Frailty Linked With Reduced Survival in Patients With Chronic GVHD

By Cecilia Brown - Last Updated: December 9, 2022

Frailty is strongly associated with worse survival outcomes in patients with chronic graft-versus-host disease (GVHD), according to a recent analysis.

Nahid Rashid, MD, of the Fred Hutchinson Cancer Research Center and University of Washington in Seattle, and colleagues conducted the analysis and presented the results during the 64th American Society of Hematology Annual Meeting and Exposition.

Frailty after hematopoietic stem cell transplantation is associated with increased nonrelapse mortality (NRM) and decreased overall survival (OS), but it has not been “extensively studied” among patients who develop chronic GVHD, according to Dr. Rashid and colleagues.

They assessed the prevalence and predictors of frailty and its impact on transplant outcomes in 399 patients from 9 centers who were enrolled in the Chronic GVHD Consortium. They used Fried’s definition of frailty to evaluate patients, determining 32.3% of patients were frail and 67.7% were not frail.

Dr. Rashid and colleagues measured chronic GVHD variables at the time of patient enrollment, finding 29% had severe chronic GVHD, 54% had moderate chronic GVHD, and 17% had mild/less than mild chronic GVHD. The study included patients with newly diagnosed chronic GVHD and established GVHD. The median follow-up was 9.3 years.

Patients who were frail had a significantly lower 10-year OS rate (43%; 95% CI, 34-52) than patients who were not frail (63%; 95% CI, 57-69; P<.001), as well as a significantly higher 10-year NRM rate (41%; 95% CI, 32-49) than patients who were not frail (22%; 95% CI, 17-28; P<.001).

Frailty was significantly associated with higher chronic GVHD severity (P<.01). Thrombocytopenia (odds ratio [OR], 1.6; 95% CI, 0.9-2.9; P=.08), lung chronic GVHD (OR, 2.4; 95% CI, 1.5-4.0; P<.001), liver chronic GVHD (OR, 1.9; 95% CI, 1.1-3.3; P=.01), and older age (P=.003) were associated with frailty in a multivariable analysis that excluded chronic GVHD severity.

Chronic GVHD severity was significantly associated with NRM in a multivariable analysis (P=.006).
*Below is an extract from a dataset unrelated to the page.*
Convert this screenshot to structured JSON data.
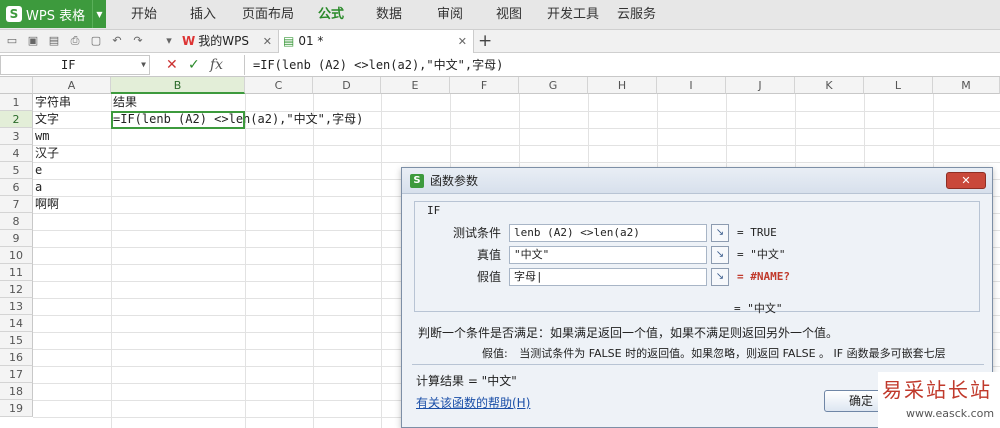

However, chronic GVHD severity was not significantly associated with OS in a multivariable analysis. Frailty remained strongly associated with NRM and OS (P<.001).

Chronic GVHD severity and patient frailty did not have a significant interaction in the NRM or OS models. However, frailty, progressive-type onset of chronic GVHD, and having skin, lung, or liver involvement were associated with reduced OS in a multivariable analysis that excluded chronic GVHD severity and adjusted for older age and transplant center.

“Among patients who have [chronic] GVHD, frailty remains strongly associated with worse OS and higher NRM after adjusting for [chronic] GVHD severity or organ manifestations,” Dr. Rashid and colleagues concluded. “Patients older than 55 years and with lung or liver [chronic] GVHD are at higher risk of both being frail and for having worse transplant outcomes. Patients who develop [chronic] GVHD, especially in higher-risk groups, may benefit from clinical and rehabilitation interventions to alleviate frailty.”

Rashid N, Arora M, Carpenter PA, et al. The prevalence and effects of frailty in chronic graft-versus-host disease. Abstract #4719. Presented at the 64th ASH Annual Meeting and Exposition; December 10-13, 2022; New Orleans, Louisiana.